Intellectual, precise football that has been manufactured with players coached in a system that allows for their strengths to be maximised. The recruitment targets players who fit into Farke’s system, rather than a system being adapted for those already in the building.
German managers will forever be compared to Jurgen Klopp and his self-proclaimed rock and roll football but Farke, by comparison, despite his Oasis band member attire and demeanour, is one of the football philosophers who opts for deep thinking and book reading to the full pressing system deployed by Klopp.
The comparison, even to David Wagner’s Huddersfield, is far fetched. Farke’s football incorporates the pressing that has come associated with Germanic coaches, but also that is done in a more considered way.
The 4-2-3-1 system provides the equilibrium necessary for Farke’s philosophy to flourish, be it the overlapping full backs or how City’s attacking midfielders occupy positions centrally to allow for overloads in the offensive stages.

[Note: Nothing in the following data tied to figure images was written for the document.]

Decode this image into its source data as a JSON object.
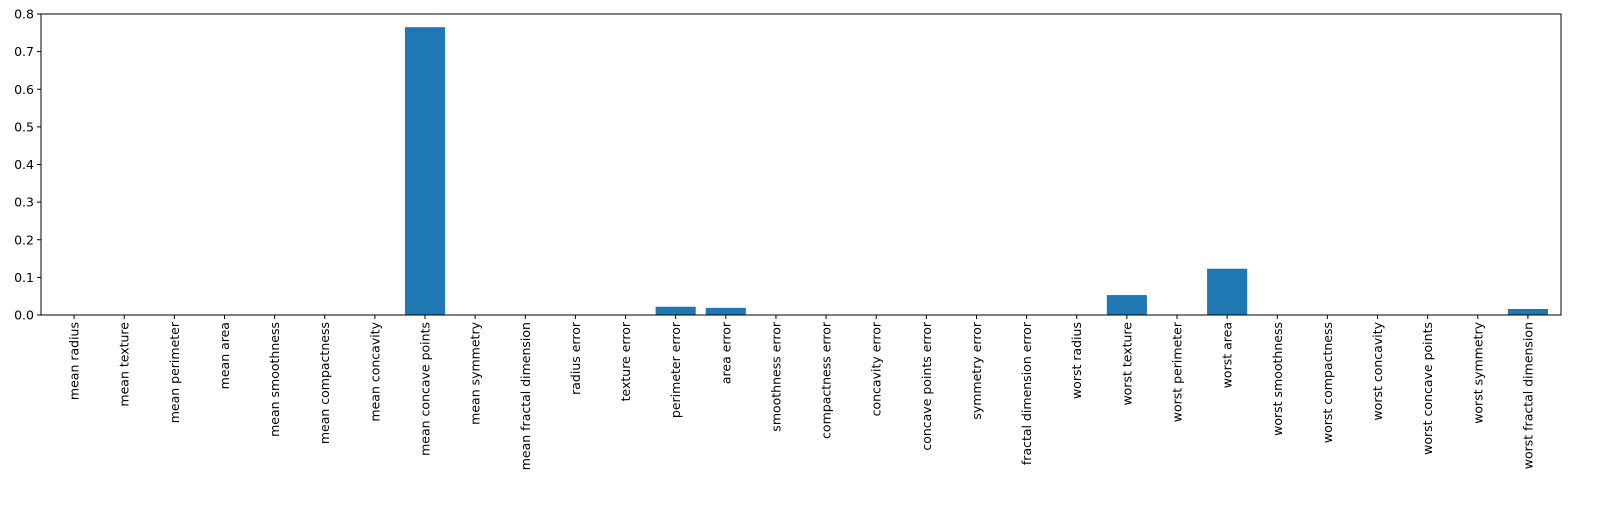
{
  "chart_data": {
    "type": "bar",
    "title": "",
    "xlabel": "",
    "ylabel": "",
    "ylim": [
      0,
      0.8
    ],
    "yticks": [
      0.0,
      0.1,
      0.2,
      0.3,
      0.4,
      0.5,
      0.6,
      0.7,
      0.8
    ],
    "ytick_labels": [
      "0.0",
      "0.1",
      "0.2",
      "0.3",
      "0.4",
      "0.5",
      "0.6",
      "0.7",
      "0.8"
    ],
    "grid": false,
    "bar_color": "#1f77b4",
    "categories": [
      "mean radius",
      "mean texture",
      "mean perimeter",
      "mean area",
      "mean smoothness",
      "mean compactness",
      "mean concavity",
      "mean concave points",
      "mean symmetry",
      "mean fractal dimension",
      "radius error",
      "texture error",
      "perimeter error",
      "area error",
      "smoothness error",
      "compactness error",
      "concavity error",
      "concave points error",
      "symmetry error",
      "fractal dimension error",
      "worst radius",
      "worst texture",
      "worst perimeter",
      "worst area",
      "worst smoothness",
      "worst compactness",
      "worst concavity",
      "worst concave points",
      "worst symmetry",
      "worst fractal dimension"
    ],
    "values": [
      0,
      0,
      0,
      0,
      0,
      0,
      0,
      0.765,
      0,
      0,
      0,
      0,
      0.022,
      0.019,
      0,
      0,
      0,
      0,
      0,
      0,
      0,
      0.053,
      0,
      0.123,
      0,
      0,
      0,
      0,
      0,
      0.016
    ]
  }
}
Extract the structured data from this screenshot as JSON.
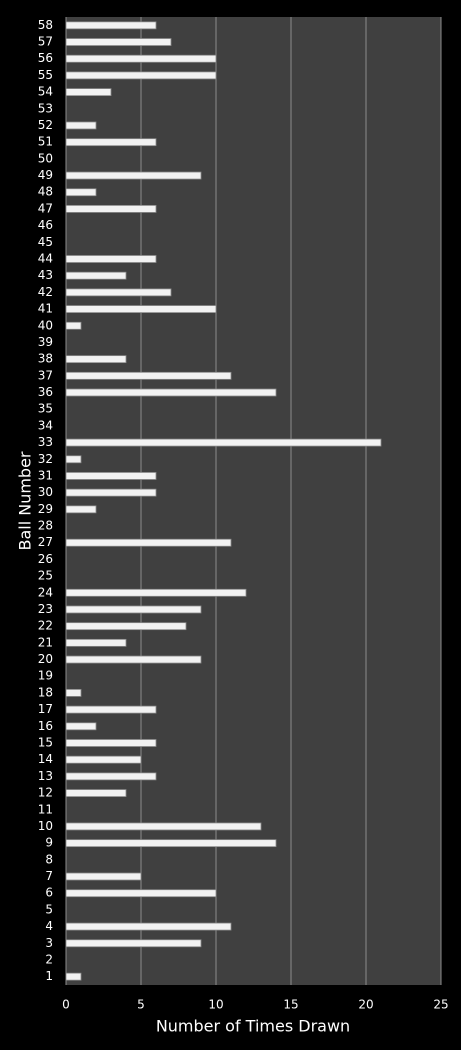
{
  "chart_data": {
    "type": "barh",
    "x_label": "Number of Times Drawn",
    "y_label": "Ball Number",
    "categories": [
      "1",
      "2",
      "3",
      "4",
      "5",
      "6",
      "7",
      "8",
      "9",
      "10",
      "11",
      "12",
      "13",
      "14",
      "15",
      "16",
      "17",
      "18",
      "19",
      "20",
      "21",
      "22",
      "23",
      "24",
      "25",
      "26",
      "27",
      "28",
      "29",
      "30",
      "31",
      "32",
      "33",
      "34",
      "35",
      "36",
      "37",
      "38",
      "39",
      "40",
      "41",
      "42",
      "43",
      "44",
      "45",
      "46",
      "47",
      "48",
      "49",
      "50",
      "51",
      "52",
      "53",
      "54",
      "55",
      "56",
      "57",
      "58"
    ],
    "values": [
      1,
      0,
      9,
      11,
      0,
      10,
      5,
      0,
      14,
      13,
      0,
      4,
      6,
      5,
      6,
      2,
      6,
      1,
      0,
      9,
      4,
      8,
      9,
      12,
      0,
      0,
      11,
      0,
      2,
      6,
      6,
      1,
      21,
      0,
      0,
      14,
      11,
      4,
      0,
      1,
      10,
      7,
      4,
      6,
      0,
      0,
      6,
      2,
      9,
      0,
      6,
      2,
      0,
      3,
      10,
      10,
      7,
      6
    ],
    "color": "#f2f2f2",
    "xlim": [
      0,
      25
    ],
    "xticks": [
      0,
      5,
      10,
      15,
      20,
      25
    ],
    "grid": true
  }
}
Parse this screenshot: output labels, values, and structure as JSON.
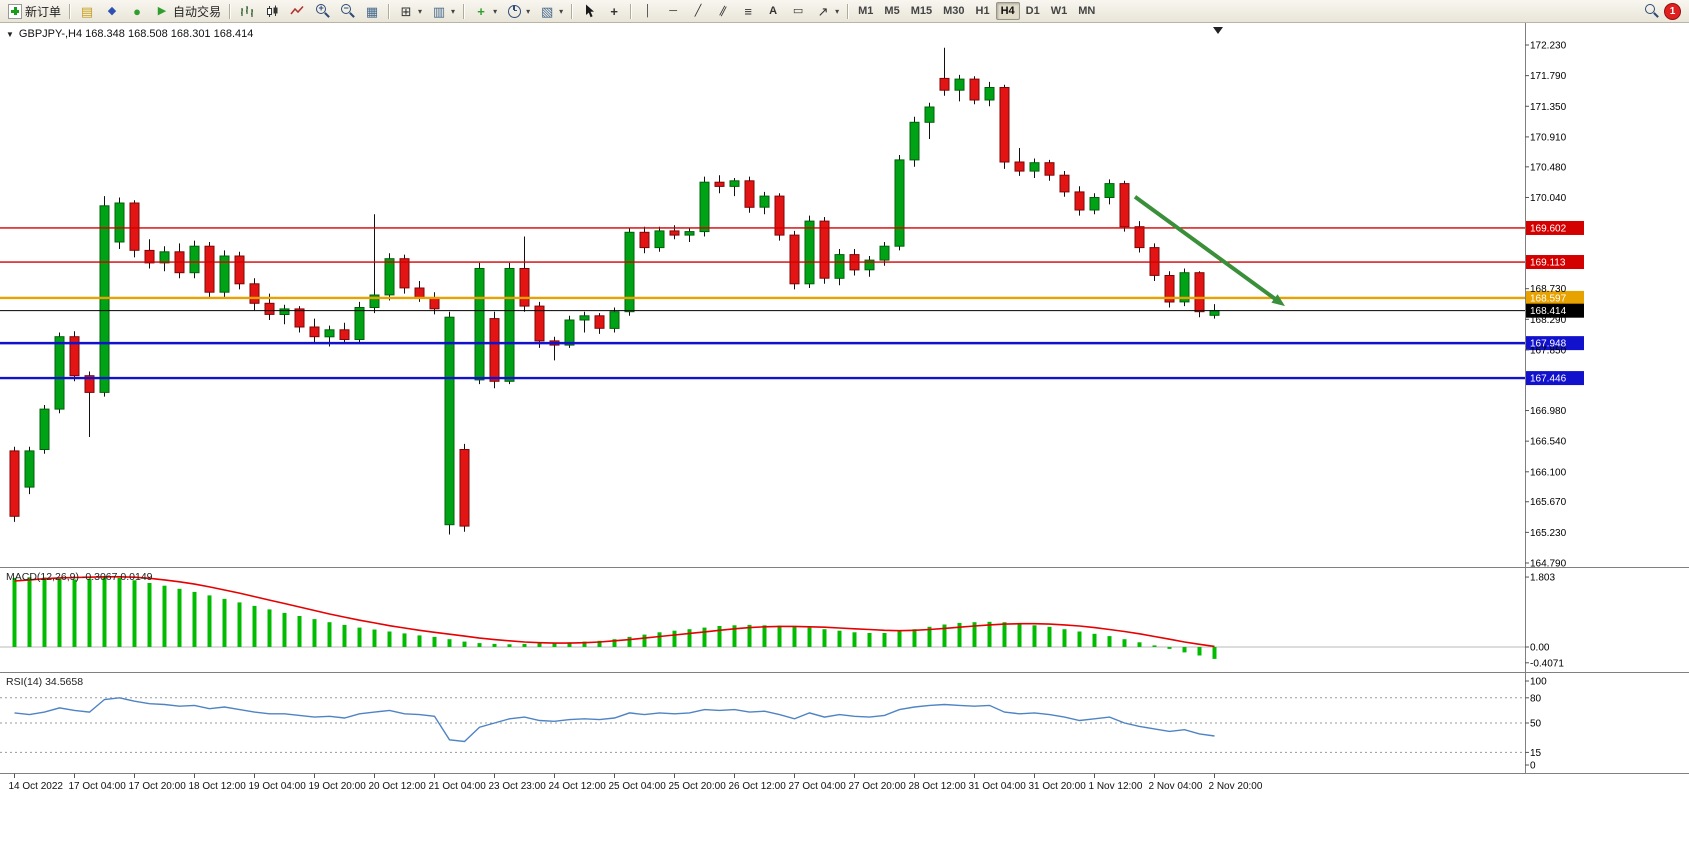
{
  "toolbar": {
    "new_order": "新订单",
    "autotrading": "自动交易",
    "timeframes": [
      "M1",
      "M5",
      "M15",
      "M30",
      "H1",
      "H4",
      "D1",
      "W1",
      "MN"
    ],
    "active_timeframe": "H4",
    "notification_count": "1"
  },
  "icons": {
    "collapse": "▼",
    "dropdown": "▾",
    "depth_of_market": "▤",
    "metaeditor": "◆",
    "mql5": "●",
    "play": "▶",
    "tile_windows": "▦",
    "new_chart": "⊞",
    "profiles": "▥",
    "templates": "▧",
    "indicators_plus": "+",
    "zoom_plus": "+",
    "zoom_minus": "−",
    "crosshair": "+",
    "vertical_line": "│",
    "horizontal_line": "─",
    "trend_line": "╱",
    "channel": "∥",
    "fibonacci": "≡",
    "text_tool": "A",
    "text_label": "▭",
    "arrows_tool": "↗"
  },
  "chart": {
    "title_line": "GBPJPY-,H4  168.348 168.508 168.301 168.414",
    "macd_header": "MACD(12,26,9) -0.3067 0.0149",
    "rsi_header": "RSI(14) 34.5658",
    "price_axis_labels": [
      "172.230",
      "171.790",
      "171.350",
      "170.910",
      "170.480",
      "170.040",
      "168.730",
      "168.290",
      "167.850",
      "166.980",
      "166.540",
      "166.100",
      "165.670",
      "165.230",
      "164.790"
    ],
    "macd_axis_labels": [
      "1.803",
      "0.00",
      "-0.4071"
    ],
    "rsi_axis_labels": [
      "100",
      "80",
      "50",
      "15",
      "0"
    ]
  },
  "chart_data": {
    "type": "candlestick",
    "symbol": "GBPJPY-",
    "timeframe": "H4",
    "ohlc_current": [
      168.348,
      168.508,
      168.301,
      168.414
    ],
    "y_range": [
      164.79,
      172.23
    ],
    "time_label_step": 4,
    "time_labels": [
      "14 Oct 2022",
      "17 Oct 04:00",
      "17 Oct 20:00",
      "18 Oct 12:00",
      "19 Oct 04:00",
      "19 Oct 20:00",
      "20 Oct 12:00",
      "21 Oct 04:00",
      "23 Oct 23:00",
      "24 Oct 12:00",
      "25 Oct 04:00",
      "25 Oct 20:00",
      "26 Oct 12:00",
      "27 Oct 04:00",
      "27 Oct 20:00",
      "28 Oct 12:00",
      "31 Oct 04:00",
      "31 Oct 20:00",
      "1 Nov 12:00",
      "2 Nov 04:00",
      "2 Nov 20:00"
    ],
    "candles": [
      [
        166.4,
        166.46,
        165.38,
        165.46
      ],
      [
        165.88,
        166.46,
        165.78,
        166.4
      ],
      [
        166.42,
        167.06,
        166.36,
        167.0
      ],
      [
        167.0,
        168.1,
        166.94,
        168.04
      ],
      [
        168.04,
        168.12,
        167.4,
        167.48
      ],
      [
        167.48,
        167.54,
        166.6,
        167.24
      ],
      [
        167.24,
        170.06,
        167.18,
        169.92
      ],
      [
        169.4,
        170.04,
        169.3,
        169.96
      ],
      [
        169.96,
        170.0,
        169.18,
        169.28
      ],
      [
        169.28,
        169.44,
        169.02,
        169.1
      ],
      [
        169.1,
        169.34,
        168.98,
        169.26
      ],
      [
        169.26,
        169.38,
        168.88,
        168.96
      ],
      [
        168.96,
        169.42,
        168.88,
        169.34
      ],
      [
        169.34,
        169.4,
        168.6,
        168.68
      ],
      [
        168.68,
        169.28,
        168.6,
        169.2
      ],
      [
        169.2,
        169.26,
        168.72,
        168.8
      ],
      [
        168.8,
        168.88,
        168.42,
        168.52
      ],
      [
        168.52,
        168.66,
        168.28,
        168.36
      ],
      [
        168.36,
        168.5,
        168.22,
        168.44
      ],
      [
        168.44,
        168.48,
        168.1,
        168.18
      ],
      [
        168.18,
        168.3,
        167.94,
        168.04
      ],
      [
        168.04,
        168.2,
        167.9,
        168.14
      ],
      [
        168.14,
        168.24,
        167.94,
        168.0
      ],
      [
        168.0,
        168.54,
        167.96,
        168.46
      ],
      [
        168.46,
        169.8,
        168.38,
        168.64
      ],
      [
        168.64,
        169.24,
        168.56,
        169.16
      ],
      [
        169.16,
        169.22,
        168.66,
        168.74
      ],
      [
        168.74,
        168.84,
        168.54,
        168.6
      ],
      [
        168.6,
        168.68,
        168.36,
        168.44
      ],
      [
        165.34,
        168.4,
        165.2,
        168.32
      ],
      [
        166.42,
        166.5,
        165.24,
        165.32
      ],
      [
        167.42,
        169.1,
        167.36,
        169.02
      ],
      [
        168.3,
        168.4,
        167.3,
        167.4
      ],
      [
        167.4,
        169.1,
        167.36,
        169.02
      ],
      [
        169.02,
        169.48,
        168.4,
        168.48
      ],
      [
        168.48,
        168.54,
        167.88,
        167.98
      ],
      [
        167.98,
        168.04,
        167.7,
        167.92
      ],
      [
        167.92,
        168.34,
        167.88,
        168.28
      ],
      [
        168.28,
        168.4,
        168.1,
        168.34
      ],
      [
        168.34,
        168.38,
        168.08,
        168.16
      ],
      [
        168.16,
        168.46,
        168.1,
        168.4
      ],
      [
        168.4,
        169.6,
        168.34,
        169.54
      ],
      [
        169.54,
        169.62,
        169.24,
        169.32
      ],
      [
        169.32,
        169.62,
        169.26,
        169.56
      ],
      [
        169.56,
        169.64,
        169.44,
        169.5
      ],
      [
        169.5,
        169.6,
        169.4,
        169.55
      ],
      [
        169.55,
        170.34,
        169.48,
        170.26
      ],
      [
        170.26,
        170.36,
        170.1,
        170.2
      ],
      [
        170.2,
        170.32,
        170.06,
        170.28
      ],
      [
        170.28,
        170.34,
        169.82,
        169.9
      ],
      [
        169.9,
        170.12,
        169.8,
        170.06
      ],
      [
        170.06,
        170.1,
        169.42,
        169.5
      ],
      [
        169.5,
        169.56,
        168.72,
        168.8
      ],
      [
        168.8,
        169.78,
        168.74,
        169.7
      ],
      [
        169.7,
        169.76,
        168.8,
        168.88
      ],
      [
        168.88,
        169.3,
        168.78,
        169.22
      ],
      [
        169.22,
        169.3,
        168.92,
        169.0
      ],
      [
        169.0,
        169.2,
        168.9,
        169.14
      ],
      [
        169.14,
        169.4,
        169.06,
        169.34
      ],
      [
        169.34,
        170.65,
        169.28,
        170.58
      ],
      [
        170.58,
        171.2,
        170.48,
        171.12
      ],
      [
        171.12,
        171.4,
        170.88,
        171.34
      ],
      [
        171.75,
        172.19,
        171.5,
        171.58
      ],
      [
        171.58,
        171.8,
        171.42,
        171.74
      ],
      [
        171.74,
        171.78,
        171.38,
        171.44
      ],
      [
        171.44,
        171.7,
        171.35,
        171.62
      ],
      [
        171.62,
        171.66,
        170.45,
        170.55
      ],
      [
        170.55,
        170.75,
        170.35,
        170.42
      ],
      [
        170.42,
        170.6,
        170.32,
        170.54
      ],
      [
        170.54,
        170.58,
        170.28,
        170.36
      ],
      [
        170.36,
        170.42,
        170.05,
        170.12
      ],
      [
        170.12,
        170.2,
        169.78,
        169.86
      ],
      [
        169.86,
        170.1,
        169.8,
        170.04
      ],
      [
        170.04,
        170.3,
        169.94,
        170.24
      ],
      [
        170.24,
        170.28,
        169.55,
        169.62
      ],
      [
        169.62,
        169.7,
        169.25,
        169.32
      ],
      [
        169.32,
        169.38,
        168.84,
        168.92
      ],
      [
        168.92,
        168.98,
        168.46,
        168.54
      ],
      [
        168.54,
        169.02,
        168.48,
        168.96
      ],
      [
        168.96,
        168.98,
        168.32,
        168.4
      ],
      [
        168.348,
        168.508,
        168.301,
        168.414
      ]
    ],
    "hlines": [
      {
        "price": 169.602,
        "color": "#d40000",
        "width": 1.4,
        "label": "169.602"
      },
      {
        "price": 169.113,
        "color": "#d40000",
        "width": 1.4,
        "label": "169.113"
      },
      {
        "price": 168.597,
        "color": "#e8a200",
        "width": 2.4,
        "label": "168.597"
      },
      {
        "price": 168.414,
        "color": "#000000",
        "width": 1,
        "label": "168.414"
      },
      {
        "price": 167.948,
        "color": "#1212cc",
        "width": 2.4,
        "label": "167.948"
      },
      {
        "price": 167.446,
        "color": "#1212cc",
        "width": 2.4,
        "label": "167.446"
      }
    ],
    "trend_arrow": {
      "from_index": 75,
      "from_price": 170.05,
      "to_index": 85,
      "to_price": 168.48,
      "color": "#3a8f3a"
    },
    "indicators": [
      {
        "name": "MACD",
        "params": "12,26,9",
        "value_main": -0.3067,
        "value_signal": 0.0149,
        "histogram": [
          1.78,
          1.8,
          1.79,
          1.76,
          1.74,
          1.76,
          1.8,
          1.78,
          1.72,
          1.65,
          1.58,
          1.5,
          1.42,
          1.33,
          1.24,
          1.15,
          1.06,
          0.97,
          0.88,
          0.8,
          0.72,
          0.64,
          0.57,
          0.5,
          0.45,
          0.4,
          0.35,
          0.3,
          0.26,
          0.2,
          0.14,
          0.1,
          0.08,
          0.07,
          0.08,
          0.09,
          0.1,
          0.12,
          0.14,
          0.16,
          0.2,
          0.26,
          0.32,
          0.38,
          0.42,
          0.46,
          0.5,
          0.54,
          0.56,
          0.57,
          0.56,
          0.55,
          0.52,
          0.5,
          0.46,
          0.42,
          0.38,
          0.36,
          0.36,
          0.4,
          0.46,
          0.52,
          0.58,
          0.62,
          0.64,
          0.65,
          0.64,
          0.6,
          0.56,
          0.52,
          0.46,
          0.4,
          0.34,
          0.28,
          0.2,
          0.12,
          0.04,
          -0.05,
          -0.14,
          -0.22,
          -0.3067
        ],
        "signal": [
          1.7,
          1.73,
          1.76,
          1.78,
          1.79,
          1.8,
          1.81,
          1.81,
          1.8,
          1.77,
          1.73,
          1.68,
          1.62,
          1.55,
          1.47,
          1.39,
          1.3,
          1.21,
          1.12,
          1.03,
          0.94,
          0.85,
          0.77,
          0.69,
          0.62,
          0.55,
          0.49,
          0.43,
          0.38,
          0.33,
          0.28,
          0.23,
          0.19,
          0.16,
          0.13,
          0.11,
          0.1,
          0.1,
          0.11,
          0.13,
          0.16,
          0.19,
          0.23,
          0.27,
          0.31,
          0.35,
          0.39,
          0.43,
          0.47,
          0.5,
          0.52,
          0.53,
          0.53,
          0.52,
          0.51,
          0.49,
          0.47,
          0.45,
          0.43,
          0.42,
          0.43,
          0.45,
          0.48,
          0.51,
          0.54,
          0.57,
          0.59,
          0.6,
          0.6,
          0.59,
          0.57,
          0.54,
          0.5,
          0.45,
          0.4,
          0.34,
          0.27,
          0.2,
          0.13,
          0.07,
          0.0149
        ],
        "range": [
          -0.4071,
          1.803
        ]
      },
      {
        "name": "RSI",
        "params": "14",
        "value": 34.5658,
        "series": [
          62,
          60,
          63,
          68,
          65,
          63,
          78,
          80,
          76,
          73,
          72,
          70,
          71,
          67,
          69,
          66,
          63,
          61,
          61,
          59,
          57,
          58,
          56,
          61,
          63,
          65,
          61,
          60,
          58,
          30,
          28,
          45,
          50,
          55,
          57,
          53,
          52,
          54,
          55,
          54,
          56,
          62,
          60,
          62,
          61,
          62,
          66,
          65,
          66,
          63,
          64,
          60,
          55,
          62,
          57,
          60,
          58,
          57,
          59,
          66,
          69,
          71,
          72,
          71,
          70,
          71,
          63,
          61,
          62,
          60,
          57,
          53,
          55,
          57,
          50,
          46,
          43,
          40,
          42,
          37,
          34.57
        ],
        "levels": [
          80,
          50,
          15
        ],
        "range": [
          0,
          100
        ]
      }
    ]
  }
}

Fundamentally, every element has been devised and coached into a way that it becomes instinctive for those players who are selected to play it.
While Marcelo Bielsa will be the one marvelled by those in the game for his tactics, it’s worth noting that Farke has won more points, more wins and sits on top of the table and is guaranteed Premier League football next season. Bielsa isn’t.
Farke’s impact has been unprecedented, just as spectacular as the Argentinian’s, and is based on his work on the training pitches of Colney.
When Stuart Webber claimed he had recruited the best coach in the division on BBC Radio Norfolk, some sniggered, most raised their eyebrows, but they aren’t laughing anymore.
Come Sunday, Farke could be a champion – the man who refused to conform.